Kamis, 21 Mei 2015

[Book Review] Perfection by Farrahnanda






Judul: Perfection
Pengarang: Farrahnanda
Penerbit: Ice Cube
Tahun Terbit: 2015
Tebal: 238 halaman

“Aku selalu menganggap perbedaan tubuhku dan Nila tidak adil. Kami, kan, sama-sama berada di perut Ibu selama sembilan bulan dan lahir hanya selang beberapa menit. Wajah kami pun identik. Kecuali—harus kutambahkan—pipiku ini terlihat seperti gelembung sabun.”

Bagaimana rasanya punya berat badan kurang ideal dengan lemak berlebih? Tersiksa. Setidaknya begitulah menurut Nina. Keadaannya diperparah lagi dengan kehadiran Nila, saudara kembarnya yang cantik, populer, dan terutama yang paling penting: langsing. Nina merasa hidupnya amat sangat tersiksa.

Dia selalu benci ketika orang-orang di sekelilingnya membuat candaan mengenai berat badannya, apalagi kalau sampai dibanding-bandingkan dengan Nila. Tidak hanya teman-teman di sekolah, orangtuanya pun sering sekali secara tak langsung menyakiti hati Nina.

Lalu Nina berkenalan dengan Kak Panji. Kakak kelas yang tergila-gila pada Sejarah. Sejak mengenal Kak Panji, Nina semakin membulatkan tekad untuk mengubah bentuk badannya agar menjadi proporsional dengan cara apa pun. Nina ingin berubah menjadi sosok sempurna untuk cowok yang ditaksirnya itu.

“Bercanda? Dari dulu ‘hanya bercanda’ memang selalu dijadikan pembelaan untuk mengatai orang lain. Yang mereka tidak ketahui, ‘candaan’ yang mereka lontarkan itu adalah senjata mengerikan untuk melukai perasaan seseorang. Termasuk perasaanku.”

YARN (Young Adult Realistic Novel) adalah seri yang memuat novel-novel remaja, ditulis oleh para penulis muda dengan ciri khas ceritanya yang realistis. Alasan saya memilih Perfection sebagai perkenalan perdana saya pada YARN adalah selain karena covernya, ide cerita yang digunakan menarik dan memang terkesan realistis sekali. 

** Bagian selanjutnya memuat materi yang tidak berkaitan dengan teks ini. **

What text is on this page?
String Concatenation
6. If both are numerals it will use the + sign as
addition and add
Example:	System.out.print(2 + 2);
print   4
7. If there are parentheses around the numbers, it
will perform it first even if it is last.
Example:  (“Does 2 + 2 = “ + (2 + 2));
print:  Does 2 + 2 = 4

Perfection secara tidak langsung menyentil saya bahwa mulai dari sekarang harus lebih bisa “jaga mulut”. Orang bilang “Senjata paling mematikan adalah kata-kata”, hal tersebut sama sekali tidak salah. Apa yang kita ucapkan pada orang lain, baik sadar maupun tidak, bisa jadi memberi pengaruh bagi orang lain. Kalau pengaruhnya positif sih mending yaa, bagaimana kalau pengaruhnya jadi negatif coba?

Kalau dipikir-pikir lagi, saya pernah menjadi salah satu karakter “jahat” di buku ini yang dengan seenaknya melontarkan candaan fisik ke orang yang dikenal, walau tanpa maksud mencela. Memang kadang susah juga mengendalikan yang sudah menjadi kebiasaan sik, apalagi kalau objek yang dicandakan itu adalah teman akrab sendiri. Benar kata Nina di buku ini, kebiasaan kita kalau sudah menganggap seseorang itu dekat dengan kita, otomatis kita merasa bisa seenaknya mengatakan apa yang ingin dikatakan tanpa memikirkan dampaknya.

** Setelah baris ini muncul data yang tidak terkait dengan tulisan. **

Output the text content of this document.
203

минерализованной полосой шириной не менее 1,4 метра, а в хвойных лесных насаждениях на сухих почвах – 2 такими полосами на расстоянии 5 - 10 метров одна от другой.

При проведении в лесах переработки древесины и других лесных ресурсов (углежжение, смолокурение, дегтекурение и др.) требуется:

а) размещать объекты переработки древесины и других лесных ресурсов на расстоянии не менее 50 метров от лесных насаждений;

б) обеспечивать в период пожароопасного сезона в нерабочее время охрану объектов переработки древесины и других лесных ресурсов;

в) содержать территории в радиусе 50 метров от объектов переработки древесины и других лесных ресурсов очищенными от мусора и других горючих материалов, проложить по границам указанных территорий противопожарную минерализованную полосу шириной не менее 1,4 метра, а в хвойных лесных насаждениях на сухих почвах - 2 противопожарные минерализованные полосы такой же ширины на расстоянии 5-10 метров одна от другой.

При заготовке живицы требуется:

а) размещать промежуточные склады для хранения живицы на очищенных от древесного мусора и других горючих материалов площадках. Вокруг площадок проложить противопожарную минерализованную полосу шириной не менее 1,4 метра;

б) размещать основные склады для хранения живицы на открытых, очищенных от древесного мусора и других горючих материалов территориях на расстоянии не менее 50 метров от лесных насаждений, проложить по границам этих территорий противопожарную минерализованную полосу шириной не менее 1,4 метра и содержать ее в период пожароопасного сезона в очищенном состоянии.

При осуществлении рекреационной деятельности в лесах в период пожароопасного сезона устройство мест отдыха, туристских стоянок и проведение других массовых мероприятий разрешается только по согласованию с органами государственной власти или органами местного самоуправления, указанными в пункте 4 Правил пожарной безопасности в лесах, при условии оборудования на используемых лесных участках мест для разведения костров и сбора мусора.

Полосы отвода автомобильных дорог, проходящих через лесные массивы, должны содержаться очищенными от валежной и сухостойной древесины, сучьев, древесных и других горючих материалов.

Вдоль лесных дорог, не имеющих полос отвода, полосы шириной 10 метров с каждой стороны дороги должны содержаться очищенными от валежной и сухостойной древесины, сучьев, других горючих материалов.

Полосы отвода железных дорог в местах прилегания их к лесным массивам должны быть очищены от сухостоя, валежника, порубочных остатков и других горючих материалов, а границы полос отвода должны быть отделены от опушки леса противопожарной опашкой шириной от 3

Saya harap remaja zaman sekarang membaca buku ini agar makin banyak yang sadar kalau penampilan bukan segalanya. Ada hal-hal lain yang lebih penting daripada sekadar penampilan luarmu. Banyak baca buku, tambah pengetahuan dan wawasanmu. Seriously, otak yang seksi jauh lebih menarik daripada sekadar lekuk tubuh seksi. Otak seksi looh yaa, bukan otak mesum x))
 
Kembali membahas bukunya, satu yang paling saya sayangkan (yang juga menjadi alasan kenapa saya memberi buku ini 3.5 bintang) adalah saya tidak merasa terhubung dengan karakter utamanya. Entahlah saya tidak bisa memberikan penjelasan yang lebih spesifik kenapa, pokoknya kadang saya merasa bersimpati dengan Nina, tapi kadang juga karakternya berubah nyebelin. Saya menilai Nina sebagai pribadi yang amat sangat sensitif, drama, kadang suka pamer secara tidak sadar, juga terlalu berusaha keras agar dianggap pintar. Nah, di beberapa bagian, ketika sifat-sifat tersebut muncullah yang membuat Nina menyebalkan. Parahnya, ada di bagian menjelang akhir, bagian klimaks yang seharusnya membuat saya bersimpati (yang berhubungan dengan rambut), malah bikin saya ngakak ketika membacanya. Kejam ya? x))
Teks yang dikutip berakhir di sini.